2. O grupo em causa é constituído, na sua esmagadora maioria, por pessoas residentes ou com contactos direitos na Freguesia ...- Santo Tirso, que é o local onde nasceu a ofendida e onde ainda hoje reside com a sua família.
3. Pese embora a administradora do grupo tenha rejeitado publicar a mensagem do arguido, o arguido fez igual publicação na sua página pessoal de Facebook, tendo a mesma chegado ao conhecimento de um número indeterminado de pessoas.
4. Ao remeter para a administradora do grupo de Facebook “Eu sou de ...” a referida publicação, e ao efetuar igual publicação na sua página pessoal, o arguido agiu com o propósito conseguido de disseminar a suspeição sobre a honra, o carácter e a idoneidade moral da assistente.
5. Em consequência da conduta do arguido a assistente sentiu-se revoltada, humilhada e ansiosa, tendo tido problemas de sono.
6. O arguido atuou de forma livre, voluntária e consciente, com a intenção conseguida de humilhar publicamente a assistente, denegrindo a imagem que ela tinha junto dos seus conterrâneos.
7. Em acréscimo, a 05-02-2021 a assistente por mensagem escrita através da aplicação Messenger, pediu ao Arguido que deixasse de contactar a mãe de ambos para discutir a situação do terreno por que é um assunto que a incomoda, devendo ser tratado posteriormente com a assistente.
8. Deu conhecimento estar representada legalmente por mandatária e pediu-lhe que tratasse do assunto com urbanidade, evitando, desta forma que a situação se agudizasse ainda mais.
9. O Arguido respondeu à assistente, no mesmo dia, através de um clip de voz
10. na mesma aplicação, apelidando-a de “monte de merda…” e acrescentando: “Mostras-te grande e és uma merda, tu e quem estás contigo…”.
11. De seguida, o arguido enviou à assistente imagens de veados, passando a fazer insinuações como as seguintes: “Podes rir mas há quem se ria nas tuas costas”, insinuando que a assistente estará a ser traída.
12. Ao enviar à assistente tais mensagens o arguido agiu com o propósito conseguido de lesar a honra e consideração da assistente, a qual se sentiu igualmente magoada e envergonhada.
13. O arguido agiu de forma livre, deliberada e consciente, bem sabendo que os seus atos eram idóneos a humilhar a assistente.
14. O arguido é casado e tem duas filhas, uma das quais menor de idade.
15. Encontra-se emigrado na Alemanha, onde trabalha e aufere de rendimentos em montante não concretamente apurado
16. O arguido não possui antecedentes criminais.

B) Factos Não Provados:
Inexistem factos não provados com interesse para a decisão da causa.»

(…)

1. De saber se se mostra verificada a nulidade insanável prevista no art. 119º/c) do Cód. de Processo Penal por falta de notificação do arguido da acusação e para os termos do julgamento.

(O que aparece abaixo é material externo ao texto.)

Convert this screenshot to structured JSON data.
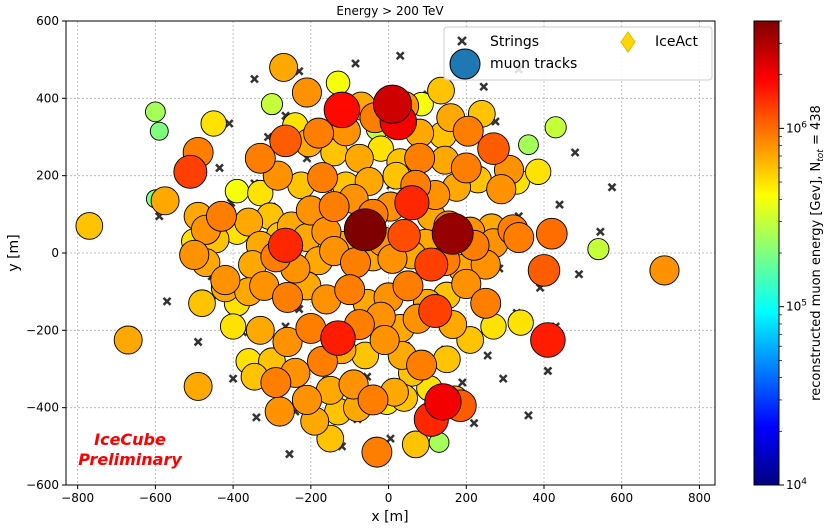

A primeira questão suscitada em sede de recurso prende–se com a alegada verificação da nulidade processual insanável prevista no art. 119º/c) do Cód. de Processo Penal, em virtude de, alega–se, o arguido/recorrente não ter sido notificado da acusação contra si deduzida e depois para os termos do julgamento.
Alega o arguido/recorrente que reside, não em Portugal, na morada «que erroneamente consta do Termo de Identidade e Residência», mas antes está emigrado na Alemanha há mais de 20 anos, tendo como residência habitual uma morada naquele país, circunstância da qual quer o Tribunal, quer a Assistente «e os próprios OPC» são conhecedores.
Adita que a morada indicada no termo de identidade e residência é um local onde o arguido utiliza em curtos períodos de tempo por ocasião de férias que passa em Portugal, tendo havido «manifesto incumprimento dos deveres dos OPC (que tinham no processo indicado pela própria queixosa a verdadeira morada do arguido) ao explicar o sentido e alcance da medida de coação que estava a ser tomada», em consequência do que o processo prosseguiu os seus termos sem que o arguido tivesse qualquer oportunidade de defesa, apenas vindo a ter conhecimento «do presente processo» quando foi inquirido pela GNR e, actualmente, com o conhecimento da sentença.
Não foi assim conhecedor da acusação, nem do julgamento que decorreu na sua ausência, nos termos que o Código Processo Penal prevê no seu artigo 333º/2, sem que os pressupostos do preceito estivessem preenchidos.
Donde, alega–se, o desconhecimento em relação à acusação e a ausência do arguido em audiência geram uma nulidade insanável, designadamente nos termos da alínea c) do art. 119º do Cód. de Processo Penal.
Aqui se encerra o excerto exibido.